Cabe mencionar tambien que estoy usando 5V xq es lo que utiliza el ADC (quizas de ahi los 4.32V en vez de 5?), y para no usar fuentes extra los conecte ambos a la misma fuente. El datasheet del lm348 especifica los valores de alimentacion recomendados: Vcc+ de 4 a 18V, y Vcc- de -4 a -18V. Implica necesariamente colocar un voltaje negativo en el Vcc- ? O puedo conectar esa terminal a tierra y alimentar directo en el positivo con los 5V?

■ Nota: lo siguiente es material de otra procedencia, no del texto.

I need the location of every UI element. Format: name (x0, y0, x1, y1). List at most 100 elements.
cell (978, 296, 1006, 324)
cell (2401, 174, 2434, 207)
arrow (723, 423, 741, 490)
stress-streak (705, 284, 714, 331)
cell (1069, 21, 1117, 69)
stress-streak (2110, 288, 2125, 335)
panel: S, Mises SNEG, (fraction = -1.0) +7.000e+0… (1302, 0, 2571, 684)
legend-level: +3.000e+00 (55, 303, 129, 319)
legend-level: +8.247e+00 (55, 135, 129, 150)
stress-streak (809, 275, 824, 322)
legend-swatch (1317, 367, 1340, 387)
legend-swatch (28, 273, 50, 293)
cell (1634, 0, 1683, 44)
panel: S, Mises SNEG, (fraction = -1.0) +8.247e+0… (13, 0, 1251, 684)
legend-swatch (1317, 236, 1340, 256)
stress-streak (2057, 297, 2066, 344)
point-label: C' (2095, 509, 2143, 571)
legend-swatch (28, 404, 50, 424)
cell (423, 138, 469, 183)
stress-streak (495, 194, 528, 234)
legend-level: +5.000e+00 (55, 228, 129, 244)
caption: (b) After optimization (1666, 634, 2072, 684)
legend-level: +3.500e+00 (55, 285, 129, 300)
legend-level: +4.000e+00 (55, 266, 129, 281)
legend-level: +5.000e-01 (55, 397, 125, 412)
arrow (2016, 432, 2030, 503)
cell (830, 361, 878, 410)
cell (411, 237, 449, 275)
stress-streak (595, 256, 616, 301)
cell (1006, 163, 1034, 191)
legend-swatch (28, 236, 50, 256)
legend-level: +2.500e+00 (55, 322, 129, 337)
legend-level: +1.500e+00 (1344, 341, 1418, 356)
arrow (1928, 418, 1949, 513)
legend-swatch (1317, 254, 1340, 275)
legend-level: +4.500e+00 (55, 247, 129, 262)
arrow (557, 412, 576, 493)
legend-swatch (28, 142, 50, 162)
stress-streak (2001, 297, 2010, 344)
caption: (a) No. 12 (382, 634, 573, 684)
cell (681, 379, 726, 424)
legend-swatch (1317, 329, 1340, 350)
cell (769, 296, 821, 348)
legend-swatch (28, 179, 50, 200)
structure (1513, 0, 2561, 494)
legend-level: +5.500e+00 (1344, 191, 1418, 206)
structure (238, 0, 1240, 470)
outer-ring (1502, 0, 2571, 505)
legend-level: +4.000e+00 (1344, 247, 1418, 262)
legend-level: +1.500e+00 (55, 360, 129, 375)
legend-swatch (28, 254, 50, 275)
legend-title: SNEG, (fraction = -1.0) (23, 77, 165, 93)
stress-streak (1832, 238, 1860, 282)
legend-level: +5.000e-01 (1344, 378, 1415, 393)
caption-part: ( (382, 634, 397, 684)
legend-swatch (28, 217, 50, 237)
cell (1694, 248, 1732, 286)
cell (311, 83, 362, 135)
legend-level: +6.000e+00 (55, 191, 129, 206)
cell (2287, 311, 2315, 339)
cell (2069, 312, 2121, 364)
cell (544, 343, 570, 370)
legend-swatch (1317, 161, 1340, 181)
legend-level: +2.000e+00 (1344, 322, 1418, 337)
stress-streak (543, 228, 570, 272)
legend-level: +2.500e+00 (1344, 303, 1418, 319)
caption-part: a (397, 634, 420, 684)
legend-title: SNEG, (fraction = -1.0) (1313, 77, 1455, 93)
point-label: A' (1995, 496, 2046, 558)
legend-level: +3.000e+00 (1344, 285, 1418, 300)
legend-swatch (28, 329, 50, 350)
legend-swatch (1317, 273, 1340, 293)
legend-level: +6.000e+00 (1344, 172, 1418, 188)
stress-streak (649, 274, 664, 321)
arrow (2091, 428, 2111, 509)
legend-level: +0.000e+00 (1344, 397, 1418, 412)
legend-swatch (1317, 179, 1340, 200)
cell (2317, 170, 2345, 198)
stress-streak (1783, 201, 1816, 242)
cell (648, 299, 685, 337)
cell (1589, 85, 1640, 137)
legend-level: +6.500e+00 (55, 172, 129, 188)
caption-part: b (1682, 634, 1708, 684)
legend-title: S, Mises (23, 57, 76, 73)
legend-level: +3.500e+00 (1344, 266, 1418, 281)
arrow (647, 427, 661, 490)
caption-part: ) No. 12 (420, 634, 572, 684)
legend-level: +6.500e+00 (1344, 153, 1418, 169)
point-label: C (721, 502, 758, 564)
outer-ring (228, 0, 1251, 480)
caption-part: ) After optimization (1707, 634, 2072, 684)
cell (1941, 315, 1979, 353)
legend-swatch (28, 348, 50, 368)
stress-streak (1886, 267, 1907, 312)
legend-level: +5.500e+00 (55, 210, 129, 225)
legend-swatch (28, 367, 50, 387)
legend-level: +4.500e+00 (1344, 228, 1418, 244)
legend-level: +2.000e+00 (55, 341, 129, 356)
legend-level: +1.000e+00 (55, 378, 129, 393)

Agradezco sus opiniones, recomendaciones y/u observaciones


----------



## MrCarlos (Abr 29, 2011)

Hola NiKoX

El LM348 mencionado por ti es de ese tipo(Instrumentación).
Ve la pagina 8 de las hojas de datos del LM348.
Por acá puedes encontrar las hojas de datos de otros fabricantes.
http://www.alldatasheet.com/

El Termocople tipo K tiene un rango de –6.458 a 56.886 mVolts. Si la ganancia del LM348 es de 250 entonces:
-0.006458 x 250 = -1.6145V.
0.056886 x 250 = 14.2215V. Si llegaras a esta temperatura, o poco menor, la polarización del Amp. Oper. (5V) no sería suficiente.
Qué rango de temperatura vas a utilizar ?

Si en las hojas de datos del LM348 dice que puede funcionar con una sola fuente así será. Pero si no lo dice entonces hay que utilizar 2 fuentes, una positiva y otra negativa.

saludos
a sus ordenes


----------